Mestre Pedro Amorim expõe desenho de barco
feito por ele. Foto: Adeval Marques |
O Mestre Pedro Jiquitaia foi um homem simples em vida que, pela necessidade e experiência adquirida na própria vivência da labuta, teve a feliz ideia de luz em tentar criar, de forma engenhosa, o pano Traquete sem nem se quer se dá conta de que estaria dando uma grande contribuição para o aperfeiçoamento das tecnologias da época. Não patenteou a criação e talvez tenha ganho muito pouco por isso, porém, a presente pesquisa e escrito vem de forma publica elogiar o homem e o feito e assim quem sabe, imortalizar para a História.
Adeval Marques em entrevistas com os Mestres Pedro Amorim e Cornélio. Foto: Adeval Marques |
É justo lembrar que o presente material foi todo escrito a partir do depoimento do Mestre Cornélio Rodrigues Cruz, do Povoado Jacaré, Município de Poço Redondo no Alto Sertão de Sergipe no dia 18 de janeiro de 2015 em sua residência. Cornélio Rodrigues foi aprendiz de Carpinteiro Naval, passou a Oficial de Carpintaria e depois à Mestre. Foi construtor de diversas canoas de tipos vários. Trabalhou com Mestres como Pedro Roberto, do Cajueiro, que ele considera dos melhores e o próprio Pedro de Jiquitaia, onde presenciou o feito aqui relatado. Como citação e exemplo de uma de suas criações está a canoa Vera Núbia da cidade de São Bráz/Alagoas, que era de propriedade de Arlindo Dias e foi eleita, na época, como uma das mais rápidas e elas que já navegaram no Baixo São Francisco.

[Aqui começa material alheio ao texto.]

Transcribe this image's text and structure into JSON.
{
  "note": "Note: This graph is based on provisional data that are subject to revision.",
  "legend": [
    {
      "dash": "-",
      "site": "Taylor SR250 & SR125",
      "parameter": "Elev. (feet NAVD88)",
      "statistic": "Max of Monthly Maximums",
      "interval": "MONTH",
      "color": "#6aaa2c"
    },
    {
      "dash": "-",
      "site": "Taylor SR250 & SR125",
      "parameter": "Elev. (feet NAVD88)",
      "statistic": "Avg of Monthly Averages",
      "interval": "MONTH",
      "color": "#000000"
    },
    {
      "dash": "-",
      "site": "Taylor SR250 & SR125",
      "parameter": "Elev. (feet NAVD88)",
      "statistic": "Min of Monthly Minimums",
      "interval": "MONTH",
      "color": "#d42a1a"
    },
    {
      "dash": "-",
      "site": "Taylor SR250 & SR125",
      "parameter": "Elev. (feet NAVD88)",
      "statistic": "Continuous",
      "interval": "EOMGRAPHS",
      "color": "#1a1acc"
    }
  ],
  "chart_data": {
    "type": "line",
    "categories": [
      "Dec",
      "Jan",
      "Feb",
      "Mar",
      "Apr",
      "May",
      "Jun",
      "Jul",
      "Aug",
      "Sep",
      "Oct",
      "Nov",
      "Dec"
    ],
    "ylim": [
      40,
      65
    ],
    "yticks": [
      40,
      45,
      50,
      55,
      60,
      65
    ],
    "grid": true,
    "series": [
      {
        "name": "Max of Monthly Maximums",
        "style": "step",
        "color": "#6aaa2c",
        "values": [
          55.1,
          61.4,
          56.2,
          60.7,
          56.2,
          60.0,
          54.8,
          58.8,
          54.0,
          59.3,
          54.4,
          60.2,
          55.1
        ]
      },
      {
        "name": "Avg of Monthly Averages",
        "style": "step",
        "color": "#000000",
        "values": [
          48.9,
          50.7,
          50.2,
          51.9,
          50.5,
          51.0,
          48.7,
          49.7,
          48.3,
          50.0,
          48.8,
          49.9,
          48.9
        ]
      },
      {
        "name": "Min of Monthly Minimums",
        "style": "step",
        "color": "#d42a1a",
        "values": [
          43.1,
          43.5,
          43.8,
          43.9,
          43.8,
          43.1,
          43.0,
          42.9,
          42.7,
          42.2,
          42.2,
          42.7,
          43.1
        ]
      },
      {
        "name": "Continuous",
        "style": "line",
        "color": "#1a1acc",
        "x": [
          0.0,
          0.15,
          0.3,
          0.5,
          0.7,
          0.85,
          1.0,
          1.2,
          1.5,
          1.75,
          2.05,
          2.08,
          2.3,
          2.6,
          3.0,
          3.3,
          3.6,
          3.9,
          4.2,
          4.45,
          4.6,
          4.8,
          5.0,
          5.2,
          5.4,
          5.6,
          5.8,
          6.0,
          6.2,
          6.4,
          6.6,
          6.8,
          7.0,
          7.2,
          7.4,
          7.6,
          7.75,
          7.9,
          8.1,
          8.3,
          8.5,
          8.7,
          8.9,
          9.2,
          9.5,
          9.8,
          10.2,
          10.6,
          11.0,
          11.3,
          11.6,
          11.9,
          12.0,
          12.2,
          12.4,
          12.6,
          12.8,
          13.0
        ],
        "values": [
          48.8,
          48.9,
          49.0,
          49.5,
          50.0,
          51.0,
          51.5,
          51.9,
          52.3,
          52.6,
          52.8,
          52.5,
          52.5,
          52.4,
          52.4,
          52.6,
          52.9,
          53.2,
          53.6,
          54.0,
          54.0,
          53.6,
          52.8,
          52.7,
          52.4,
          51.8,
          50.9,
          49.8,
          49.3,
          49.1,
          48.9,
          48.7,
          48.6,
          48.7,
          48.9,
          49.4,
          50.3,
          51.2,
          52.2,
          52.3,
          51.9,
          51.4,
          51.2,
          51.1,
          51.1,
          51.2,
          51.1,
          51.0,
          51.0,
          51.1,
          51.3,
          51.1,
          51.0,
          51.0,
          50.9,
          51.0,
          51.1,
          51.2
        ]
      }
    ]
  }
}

Sobre a construção da canoa de tolda Vera Núbia será outra página da qual já estamos preparando também a partir do colhimento de depoimentos do Mestre Cornélio Rodrigues Cruz.
Adeval Marques
Estudante de História/Licenciatura, pela Universidade UNIT – 6º Período
*Carreiras: São os corredores por onde as canoas podiam andar com segurança sem o receio de encalhar em bancos de areia. São considerados os lugares apropriados e de maior profundidade para o navegar das embarcações.